Come scoprire dunque se Maggi era davvero psichicamente inabile oppure se, e questo era il sospetto, si rappresentava tale oltre i malanni di cui effettivamente soffriva per non dover presenziare a processo (con potenziali effetti sulla córte in suo favore)? Con molta pazienza. E con domande trabocchetto. Gli esempi sono molteplici, qui se ne citano solo alcuni tra i più rivelatori.

Come appunto la domanda sulle vasche Imhoff, con l’episodio dell’esame universitario che Maggi aveva citato in un proprio libro (l’improbabile L’ultima vittima di piazza Fontana del 2010) e che davanti ai periti, compiaciuto, aveva rievocato. La memoria dunque c’era eccome.

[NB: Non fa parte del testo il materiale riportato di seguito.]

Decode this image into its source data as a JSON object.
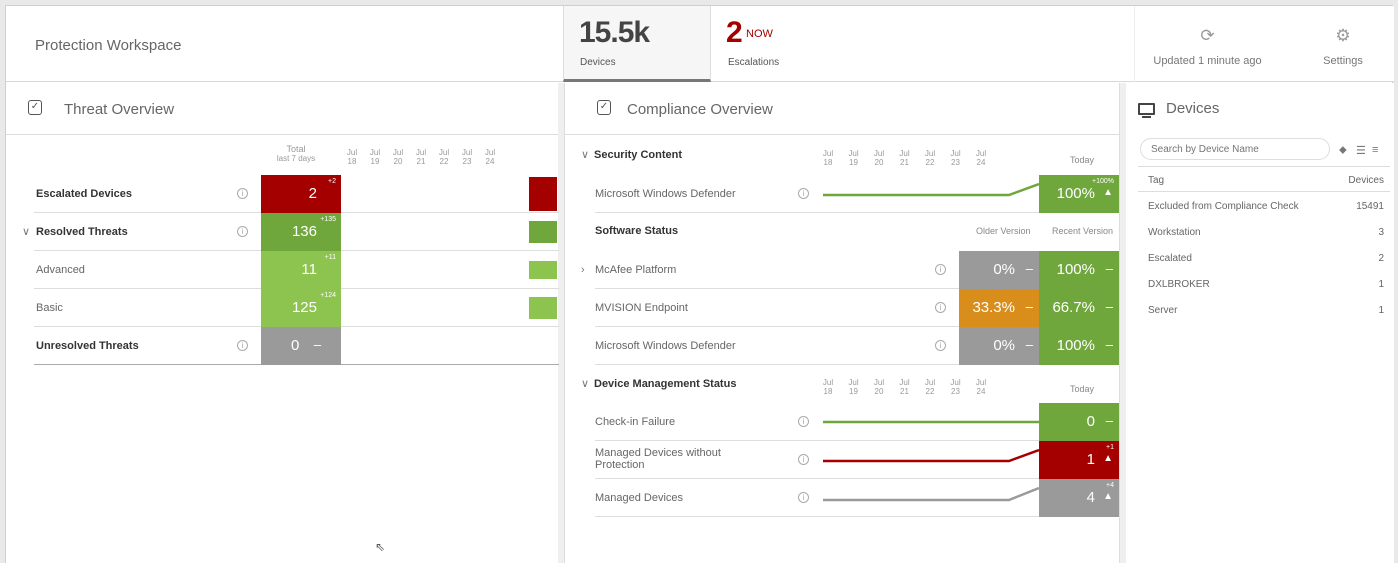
{
  "header": {
    "workspace_title": "Protection Workspace",
    "devices_value": "15.5k",
    "devices_label": "Devices",
    "escalations_value": "2",
    "escalations_now": "NOW",
    "escalations_label": "Escalations",
    "updated_label": "Updated 1 minute ago",
    "settings_label": "Settings"
  },
  "threat": {
    "title": "Threat Overview",
    "total_label": "Total",
    "total_sub": "last 7 days",
    "days": [
      {
        "m": "Jul",
        "d": "18"
      },
      {
        "m": "Jul",
        "d": "19"
      },
      {
        "m": "Jul",
        "d": "20"
      },
      {
        "m": "Jul",
        "d": "21"
      },
      {
        "m": "Jul",
        "d": "22"
      },
      {
        "m": "Jul",
        "d": "23"
      },
      {
        "m": "Jul",
        "d": "24"
      }
    ],
    "rows": [
      {
        "label": "Escalated Devices",
        "value": "2",
        "delta": "+2"
      },
      {
        "label": "Resolved Threats",
        "value": "136",
        "delta": "+135"
      },
      {
        "label": "Advanced",
        "value": "11",
        "delta": "+11"
      },
      {
        "label": "Basic",
        "value": "125",
        "delta": "+124"
      },
      {
        "label": "Unresolved Threats",
        "value": "0",
        "delta": "–"
      }
    ]
  },
  "compliance": {
    "title": "Compliance Overview",
    "security_content": "Security Content",
    "today": "Today",
    "days": [
      {
        "m": "Jul",
        "d": "18"
      },
      {
        "m": "Jul",
        "d": "19"
      },
      {
        "m": "Jul",
        "d": "20"
      },
      {
        "m": "Jul",
        "d": "21"
      },
      {
        "m": "Jul",
        "d": "22"
      },
      {
        "m": "Jul",
        "d": "23"
      },
      {
        "m": "Jul",
        "d": "24"
      }
    ],
    "defender_label": "Microsoft Windows Defender",
    "defender_value": "100%",
    "defender_delta": "+100%",
    "software_status": "Software Status",
    "older_version": "Older Version",
    "recent_version": "Recent Version",
    "software": [
      {
        "label": "McAfee Platform",
        "older": "0%",
        "recent": "100%"
      },
      {
        "label": "MVISION Endpoint",
        "older": "33.3%",
        "recent": "66.7%"
      },
      {
        "label": "Microsoft Windows Defender",
        "older": "0%",
        "recent": "100%"
      }
    ],
    "dm_status": "Device Management Status",
    "dm": [
      {
        "label": "Check-in Failure",
        "value": "0",
        "delta": ""
      },
      {
        "label": "Managed Devices without Protection",
        "value": "1",
        "delta": "+1"
      },
      {
        "label": "Managed Devices",
        "value": "4",
        "delta": "+4"
      }
    ],
    "dash": "–",
    "up": "▲"
  },
  "devices": {
    "title": "Devices",
    "search_placeholder": "Search by Device Name",
    "tag_header": "Tag",
    "devices_header": "Devices",
    "tags": [
      {
        "name": "Excluded from Compliance Check",
        "count": "15491"
      },
      {
        "name": "Workstation",
        "count": "3"
      },
      {
        "name": "Escalated",
        "count": "2"
      },
      {
        "name": "DXLBROKER",
        "count": "1"
      },
      {
        "name": "Server",
        "count": "1"
      }
    ]
  },
  "colors": {
    "red": "#a40000",
    "green": "#6fa73d",
    "light_green": "#8dc34f",
    "grey": "#9a9a9a",
    "orange": "#d98e1b"
  }
}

O il percorso dalla fermata del vaporetto alla sua abitazione, strappatogli dal professor Tantalo che, raggiunto dalla telefonata di un collega quando già era a casa Maggi, spiegò all’altro perito ritardatario di non sapergli indicare la strada. Ma lo fece sperando che accadesse ciò che poi in effetti si verificò: cioè Maggi che ci casca e che suggerisce il percorso. Quindi anche la sua capacità di orientarsi nello spazio c’era tutta.

Marco Pacione con la maglia del Torino

Pacione

E poi Pacione. A cui i periti arrivarono passando per la Juventus: «Tifa per qualche squadra in particolare?», gli chiesero. E qui le dita alzate furono invece – e correttamente – quattro: «Tifo per la Juventus. Ne abbiamo vinti quattro di recente. Cinque con il prossimo».

In effetti il campionato 2014-2015, quello del quarto scudetto consecutivo (alla fine saranno addirittura nove), si era appena concluso: con i numeri, dunque, Maggi sapeva come orientarsi. E dalla Juve a Pacione. Perché anche dello sfortunato attaccante Maggi scriveva in quel suo libro. E al perito che glielo nominò, la risposta, immediata, fu ovviamente: «Maledetto Pacione…».

Lo ricordava bene Maggi, quel quarto di finale di Coppa dei Campioni, tanto da metterlo in collegamento con la finale di Champions Juventus-Barcellona che si sarebbe dovuta giocare a Berlino un paio di giorni dopo: «Rivincita», disse ai periti, dimostrando dunque di essere in grado anche di fare associazioni. Gli andò male: vinsero i blaugrana per 3-1, come sanno bene tutti gli juventini.